BLANTERORBITv102

    SIKAP MENGKAFIRKAN (TAKFIR)

    Minggu, 07 Maret 2021

    Penulis: Muhammad Yusuf

    Dosen UIN Alauddin dan STAI Al-Furqan Makassar

    Manggarupi-Gowa, 10-03-2021

    Catatan Pendahuluan

    Para mahasiswa dan segenap pembaca yang bijaksana! Kemarin saya menulis tentang dampak politik dan teologis dari kudeta dan pembunuhan Utsman bin Affan. Namun, saya lupa mengirim kepada grup-grup pembaca, sebab sejak pagi hingga malam disibukkan dengan aktivitas akademik dan pengabdian pada masyarakat. Hari ini, Rabu 10-03-2021 sejak pagi hingga sore memenuhi undangan sebagai Pemateri pada kegiatan workshop di depan para dosen pembimbing penulisan karya ilmiah para mahasiswa. Insyaallah. Meskipun begitu, saya menyempatkan diri membuat tulisan ini. Semoga bermanfaat.

    Tulisan ini merupakan lanjutan dari tiga artikel sebelumnya mengenai sejarah takfirisme (takfiriyah) dan tentang dampak kudeta yang berbuntut panjang terhadap perpecahan umat Islam selama kurang lebih 14 abad hingga kini. Pada tulisan sebelumnya, saya sudah menuliskan tentang kudeta Khalifah Utsman bin Affan dan tentang sejarah takfirisme. Kudeta tersebut berdampak lebih lanjut terhadap persoalan teologis. Persoalan teologis diangkat menjadi isu pembenaran atas kepentingan politik.
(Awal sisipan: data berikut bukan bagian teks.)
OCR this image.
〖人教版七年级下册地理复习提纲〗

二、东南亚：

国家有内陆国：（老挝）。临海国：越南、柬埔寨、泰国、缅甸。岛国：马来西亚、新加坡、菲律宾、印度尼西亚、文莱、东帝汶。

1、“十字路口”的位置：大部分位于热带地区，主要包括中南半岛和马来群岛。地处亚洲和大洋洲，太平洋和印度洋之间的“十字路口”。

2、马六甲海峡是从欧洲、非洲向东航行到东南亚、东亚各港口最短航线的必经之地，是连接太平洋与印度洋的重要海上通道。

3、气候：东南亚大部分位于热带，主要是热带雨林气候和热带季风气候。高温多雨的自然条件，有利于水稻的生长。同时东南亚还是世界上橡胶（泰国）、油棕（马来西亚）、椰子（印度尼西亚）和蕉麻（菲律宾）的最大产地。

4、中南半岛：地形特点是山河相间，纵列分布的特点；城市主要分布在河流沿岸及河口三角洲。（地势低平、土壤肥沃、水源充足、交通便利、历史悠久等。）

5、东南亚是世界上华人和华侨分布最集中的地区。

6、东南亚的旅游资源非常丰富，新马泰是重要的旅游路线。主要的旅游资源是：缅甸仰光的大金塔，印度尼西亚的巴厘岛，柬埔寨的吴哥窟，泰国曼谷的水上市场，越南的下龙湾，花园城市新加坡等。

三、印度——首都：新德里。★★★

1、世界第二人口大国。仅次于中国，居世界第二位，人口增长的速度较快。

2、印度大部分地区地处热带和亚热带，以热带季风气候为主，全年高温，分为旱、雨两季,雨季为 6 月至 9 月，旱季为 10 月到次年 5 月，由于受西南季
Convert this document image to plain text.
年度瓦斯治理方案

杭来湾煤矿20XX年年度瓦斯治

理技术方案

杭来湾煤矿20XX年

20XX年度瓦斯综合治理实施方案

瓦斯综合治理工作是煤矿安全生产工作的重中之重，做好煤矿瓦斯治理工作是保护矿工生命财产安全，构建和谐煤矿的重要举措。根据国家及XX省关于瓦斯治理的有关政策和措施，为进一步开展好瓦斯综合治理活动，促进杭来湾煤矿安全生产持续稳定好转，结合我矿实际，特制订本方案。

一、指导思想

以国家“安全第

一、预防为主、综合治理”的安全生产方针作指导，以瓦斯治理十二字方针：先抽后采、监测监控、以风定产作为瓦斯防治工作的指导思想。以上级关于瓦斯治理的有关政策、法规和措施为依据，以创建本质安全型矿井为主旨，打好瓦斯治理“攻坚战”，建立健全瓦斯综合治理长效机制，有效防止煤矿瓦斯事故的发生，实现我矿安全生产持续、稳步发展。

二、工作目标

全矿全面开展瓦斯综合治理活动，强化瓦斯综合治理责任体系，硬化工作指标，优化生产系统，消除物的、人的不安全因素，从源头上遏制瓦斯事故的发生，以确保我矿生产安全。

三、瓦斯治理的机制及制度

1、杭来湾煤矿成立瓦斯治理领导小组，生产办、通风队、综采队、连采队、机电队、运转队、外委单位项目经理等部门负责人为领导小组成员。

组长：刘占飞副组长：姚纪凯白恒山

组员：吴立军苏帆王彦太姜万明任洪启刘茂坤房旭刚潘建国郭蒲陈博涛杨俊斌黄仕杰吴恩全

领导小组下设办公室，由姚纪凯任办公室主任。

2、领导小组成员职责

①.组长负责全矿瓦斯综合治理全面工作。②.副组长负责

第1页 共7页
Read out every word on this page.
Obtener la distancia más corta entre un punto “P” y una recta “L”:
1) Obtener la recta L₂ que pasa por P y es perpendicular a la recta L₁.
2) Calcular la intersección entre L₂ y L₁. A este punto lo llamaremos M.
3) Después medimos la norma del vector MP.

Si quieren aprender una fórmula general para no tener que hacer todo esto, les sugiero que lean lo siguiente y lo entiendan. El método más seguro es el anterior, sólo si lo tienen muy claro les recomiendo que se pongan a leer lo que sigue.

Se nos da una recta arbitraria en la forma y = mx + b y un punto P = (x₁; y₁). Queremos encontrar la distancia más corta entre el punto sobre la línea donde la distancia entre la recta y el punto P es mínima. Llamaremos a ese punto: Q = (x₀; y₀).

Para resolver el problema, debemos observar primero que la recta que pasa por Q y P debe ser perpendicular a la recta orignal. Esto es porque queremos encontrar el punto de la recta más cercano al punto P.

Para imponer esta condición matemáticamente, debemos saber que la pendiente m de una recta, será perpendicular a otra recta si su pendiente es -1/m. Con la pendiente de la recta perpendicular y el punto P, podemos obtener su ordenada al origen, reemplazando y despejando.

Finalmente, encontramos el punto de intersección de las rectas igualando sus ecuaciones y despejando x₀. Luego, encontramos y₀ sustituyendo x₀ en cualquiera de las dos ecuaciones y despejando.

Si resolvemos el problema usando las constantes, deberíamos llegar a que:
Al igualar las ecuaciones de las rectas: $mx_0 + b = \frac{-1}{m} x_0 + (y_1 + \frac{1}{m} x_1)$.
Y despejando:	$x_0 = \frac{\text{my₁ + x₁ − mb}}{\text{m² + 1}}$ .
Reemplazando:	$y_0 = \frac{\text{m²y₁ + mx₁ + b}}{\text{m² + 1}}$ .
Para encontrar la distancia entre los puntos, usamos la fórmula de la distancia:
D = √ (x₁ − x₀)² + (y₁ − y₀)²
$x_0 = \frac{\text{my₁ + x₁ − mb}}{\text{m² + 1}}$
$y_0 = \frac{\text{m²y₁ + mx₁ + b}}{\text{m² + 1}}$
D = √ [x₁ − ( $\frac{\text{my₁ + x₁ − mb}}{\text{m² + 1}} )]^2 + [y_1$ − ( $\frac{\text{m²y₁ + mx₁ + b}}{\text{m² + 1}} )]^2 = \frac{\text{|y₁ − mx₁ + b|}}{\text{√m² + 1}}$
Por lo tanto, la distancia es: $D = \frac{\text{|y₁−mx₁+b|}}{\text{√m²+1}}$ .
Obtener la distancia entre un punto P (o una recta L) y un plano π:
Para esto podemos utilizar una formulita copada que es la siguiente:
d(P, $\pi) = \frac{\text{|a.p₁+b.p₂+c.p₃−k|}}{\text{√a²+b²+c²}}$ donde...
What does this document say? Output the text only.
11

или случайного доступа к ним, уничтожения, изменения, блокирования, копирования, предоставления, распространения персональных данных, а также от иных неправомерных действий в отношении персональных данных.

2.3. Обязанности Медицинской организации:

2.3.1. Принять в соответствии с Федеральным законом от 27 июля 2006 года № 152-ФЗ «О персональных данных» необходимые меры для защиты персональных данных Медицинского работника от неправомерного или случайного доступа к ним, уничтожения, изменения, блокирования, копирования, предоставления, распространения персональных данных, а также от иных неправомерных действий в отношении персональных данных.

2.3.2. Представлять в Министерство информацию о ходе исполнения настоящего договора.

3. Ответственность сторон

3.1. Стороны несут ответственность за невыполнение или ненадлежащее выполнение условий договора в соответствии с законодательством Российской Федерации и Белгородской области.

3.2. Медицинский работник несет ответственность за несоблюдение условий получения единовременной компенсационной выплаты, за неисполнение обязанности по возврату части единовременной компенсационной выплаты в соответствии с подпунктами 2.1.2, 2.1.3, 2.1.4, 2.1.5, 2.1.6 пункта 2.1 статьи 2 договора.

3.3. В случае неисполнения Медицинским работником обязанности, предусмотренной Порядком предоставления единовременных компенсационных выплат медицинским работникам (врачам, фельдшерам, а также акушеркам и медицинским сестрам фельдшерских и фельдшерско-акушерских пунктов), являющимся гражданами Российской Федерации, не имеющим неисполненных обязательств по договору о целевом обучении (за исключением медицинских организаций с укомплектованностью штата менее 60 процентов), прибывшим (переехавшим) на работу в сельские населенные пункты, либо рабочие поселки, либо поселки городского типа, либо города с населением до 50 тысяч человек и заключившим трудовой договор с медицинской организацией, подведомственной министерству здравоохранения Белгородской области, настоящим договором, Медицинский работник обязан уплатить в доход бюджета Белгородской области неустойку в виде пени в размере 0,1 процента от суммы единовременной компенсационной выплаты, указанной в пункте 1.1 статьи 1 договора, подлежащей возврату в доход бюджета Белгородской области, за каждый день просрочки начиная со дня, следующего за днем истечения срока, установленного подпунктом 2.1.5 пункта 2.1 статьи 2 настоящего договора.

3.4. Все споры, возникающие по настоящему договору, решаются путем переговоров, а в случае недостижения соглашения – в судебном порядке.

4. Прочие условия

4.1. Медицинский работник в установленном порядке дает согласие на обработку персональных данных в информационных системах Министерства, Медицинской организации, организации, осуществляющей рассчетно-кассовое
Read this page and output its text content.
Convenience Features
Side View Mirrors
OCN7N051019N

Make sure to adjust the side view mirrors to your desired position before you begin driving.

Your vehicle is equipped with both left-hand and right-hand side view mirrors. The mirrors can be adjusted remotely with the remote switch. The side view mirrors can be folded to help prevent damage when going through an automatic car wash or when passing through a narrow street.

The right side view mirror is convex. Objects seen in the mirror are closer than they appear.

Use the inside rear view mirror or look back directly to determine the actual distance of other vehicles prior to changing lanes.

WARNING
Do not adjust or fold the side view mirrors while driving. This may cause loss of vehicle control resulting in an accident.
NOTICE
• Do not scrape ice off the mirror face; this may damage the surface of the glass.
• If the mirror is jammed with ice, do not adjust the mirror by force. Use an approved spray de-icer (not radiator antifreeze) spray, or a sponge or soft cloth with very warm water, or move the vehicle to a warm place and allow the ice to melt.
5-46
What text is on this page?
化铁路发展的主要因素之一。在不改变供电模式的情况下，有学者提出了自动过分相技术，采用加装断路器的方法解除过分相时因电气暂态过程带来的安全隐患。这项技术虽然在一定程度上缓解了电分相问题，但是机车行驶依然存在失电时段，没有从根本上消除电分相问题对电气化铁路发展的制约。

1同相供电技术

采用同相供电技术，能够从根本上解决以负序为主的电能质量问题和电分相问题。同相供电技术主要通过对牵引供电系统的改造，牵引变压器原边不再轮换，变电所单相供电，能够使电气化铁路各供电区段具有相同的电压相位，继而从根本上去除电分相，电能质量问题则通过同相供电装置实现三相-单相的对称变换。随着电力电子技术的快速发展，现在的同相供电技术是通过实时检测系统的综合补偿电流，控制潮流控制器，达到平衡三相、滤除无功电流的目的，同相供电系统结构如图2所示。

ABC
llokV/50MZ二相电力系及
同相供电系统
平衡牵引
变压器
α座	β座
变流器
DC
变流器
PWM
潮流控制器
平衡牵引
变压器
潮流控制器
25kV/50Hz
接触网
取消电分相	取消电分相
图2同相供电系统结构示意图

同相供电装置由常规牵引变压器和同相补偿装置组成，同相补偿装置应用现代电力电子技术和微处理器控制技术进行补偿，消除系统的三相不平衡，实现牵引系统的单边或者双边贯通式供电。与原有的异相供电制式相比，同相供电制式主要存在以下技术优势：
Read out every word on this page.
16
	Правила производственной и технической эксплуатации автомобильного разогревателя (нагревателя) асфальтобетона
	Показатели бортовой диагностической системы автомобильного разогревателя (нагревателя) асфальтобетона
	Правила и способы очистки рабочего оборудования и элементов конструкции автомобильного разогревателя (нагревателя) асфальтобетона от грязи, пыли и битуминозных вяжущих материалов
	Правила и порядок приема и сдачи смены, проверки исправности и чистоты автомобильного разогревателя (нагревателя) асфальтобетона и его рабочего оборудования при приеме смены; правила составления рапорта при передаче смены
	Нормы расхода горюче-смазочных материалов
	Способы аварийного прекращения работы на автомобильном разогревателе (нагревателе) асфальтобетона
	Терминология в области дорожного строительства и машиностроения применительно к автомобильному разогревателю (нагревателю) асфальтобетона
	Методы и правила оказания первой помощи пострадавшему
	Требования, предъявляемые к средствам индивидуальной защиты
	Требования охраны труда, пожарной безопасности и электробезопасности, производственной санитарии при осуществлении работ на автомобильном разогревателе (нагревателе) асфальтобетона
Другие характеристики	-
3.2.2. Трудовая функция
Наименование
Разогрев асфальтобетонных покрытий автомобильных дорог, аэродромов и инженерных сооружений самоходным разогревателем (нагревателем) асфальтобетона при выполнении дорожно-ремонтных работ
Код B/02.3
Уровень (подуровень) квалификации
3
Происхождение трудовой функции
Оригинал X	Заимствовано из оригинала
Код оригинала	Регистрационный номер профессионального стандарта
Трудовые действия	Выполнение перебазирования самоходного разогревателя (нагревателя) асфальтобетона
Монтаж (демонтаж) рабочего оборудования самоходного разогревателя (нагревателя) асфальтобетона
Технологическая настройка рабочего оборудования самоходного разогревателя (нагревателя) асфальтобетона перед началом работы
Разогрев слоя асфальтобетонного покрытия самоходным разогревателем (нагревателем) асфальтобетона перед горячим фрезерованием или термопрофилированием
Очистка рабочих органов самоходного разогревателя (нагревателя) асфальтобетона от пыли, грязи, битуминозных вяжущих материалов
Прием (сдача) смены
    Sebenarnya, embrio khawarij itu sudah ada sejak masa Rasulullah Saw. Masa itu kader-kader terbaik Rasulullah Saw. dari Sahabat beliau masih menjadi pendamping beliau. Mereka sangat disegani oleh lawan dari kelompok ekstrimis. Hingga puncaknya ketika pembunuhan Utsman bin Affan, peperangan antara Muawiyah dan Ali bin Abi Thalib. Embrio takfiri (golongan ekstrimis yang suka mengkafirkan) lawan politiknya. Embrio takfiri sudah mulai terlihat ketika Fathu Makkah. Beberapa hadis Nabi Saw. yang memberi ultimatum dan peringatan keras kepada orang-orang yang suka mengkafirkan dan menyesatkan orang mukmin. Sikap takfiriyah ini dimotori oleh kelompok khawarij.

    Munculnya Khawarij Takfiri

    Sejarah tentang kemunculan kelompok takfiri itu cukup panjang. sebagiannya telah saya kemukakan pada tulisan-tulisan sebelumnya. Tulisan ini tidak mengulangi kronologi peristiwa itu. Meskipun Khawarij merupakan kelompok ekstremis takfiri yang muncul setelah Rasulullah Saw. wafat, namun bibitnya bisa dilacak sejak beliau masih hidup. Embrio watak Khawarij tergambar dalam sosok Dzul Khuwaishirah, seorang Muslim pedesaan yang merasa dirinya lebih baik dari Rasulullah Saw. 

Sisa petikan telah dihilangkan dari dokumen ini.